It has been almost 2 1/2 years since I last updated this blog, in October 2008. I started graduate school in fall 2007, and I set up a Facebook account in November of that year. As I added more friends from my program at a large university, I spent more and more time interacting with friends on Facebook, sharing the common experience of being a graduate student and preparing for professional life after graduation.
I suppose it would have made sense to start blogging about the experience of graduate school and the profession I was starting to work in-- there is no shortage of blogs in the field. And yet I never wanted this blog to be about my work. I didn't feel comfortable writing about what we covered in the news organization, and thus I wrote about my personal observations about what was in the news (but were not covering for work), along with events going on around greater Los Angeles, and trips we took around Southern and Northern California. After my work with the news organization ended in summer 2006, I wrote increasingly about the planned re-opening of the Griffith Observatory, within walking distance of where we lived at the time, and other news about Griffith Park.
I didn't completely give up blogging after starting graduate school (I count about 30 entries during that time), but it became harder and harder to find something interesting to write about.

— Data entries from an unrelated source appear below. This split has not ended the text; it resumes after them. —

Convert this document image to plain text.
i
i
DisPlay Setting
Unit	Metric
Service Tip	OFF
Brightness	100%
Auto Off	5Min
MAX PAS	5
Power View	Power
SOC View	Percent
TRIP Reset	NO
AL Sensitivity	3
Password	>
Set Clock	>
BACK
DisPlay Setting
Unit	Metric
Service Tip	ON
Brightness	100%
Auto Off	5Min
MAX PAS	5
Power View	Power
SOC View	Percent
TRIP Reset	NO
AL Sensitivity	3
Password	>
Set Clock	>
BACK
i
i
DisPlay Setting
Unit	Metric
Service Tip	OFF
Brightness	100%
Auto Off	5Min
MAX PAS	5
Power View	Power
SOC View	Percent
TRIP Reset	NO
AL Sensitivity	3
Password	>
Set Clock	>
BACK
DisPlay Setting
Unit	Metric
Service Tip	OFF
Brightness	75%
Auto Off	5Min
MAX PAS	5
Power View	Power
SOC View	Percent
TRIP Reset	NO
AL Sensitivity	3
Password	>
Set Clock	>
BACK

Eventually, I gave up trying.
In the last month, I re-discovered a blog written by one of my professors from graduate school, and thought, I missed being able to write at length and describe activities or observations. Facebook is a very useful social tool, but a long paragraph seems out of place. On Twitter, one is limited to 140 characters, and the brevity required for tweets is one thing that makes it different from Facebook.
For the last two or three weeks, I have been thinking about a good topic to jump back into the blog. And with a recent trip to Disneyland, I found it. I'm excited about the chance to be blogging here again. I hope the ideas continue to come.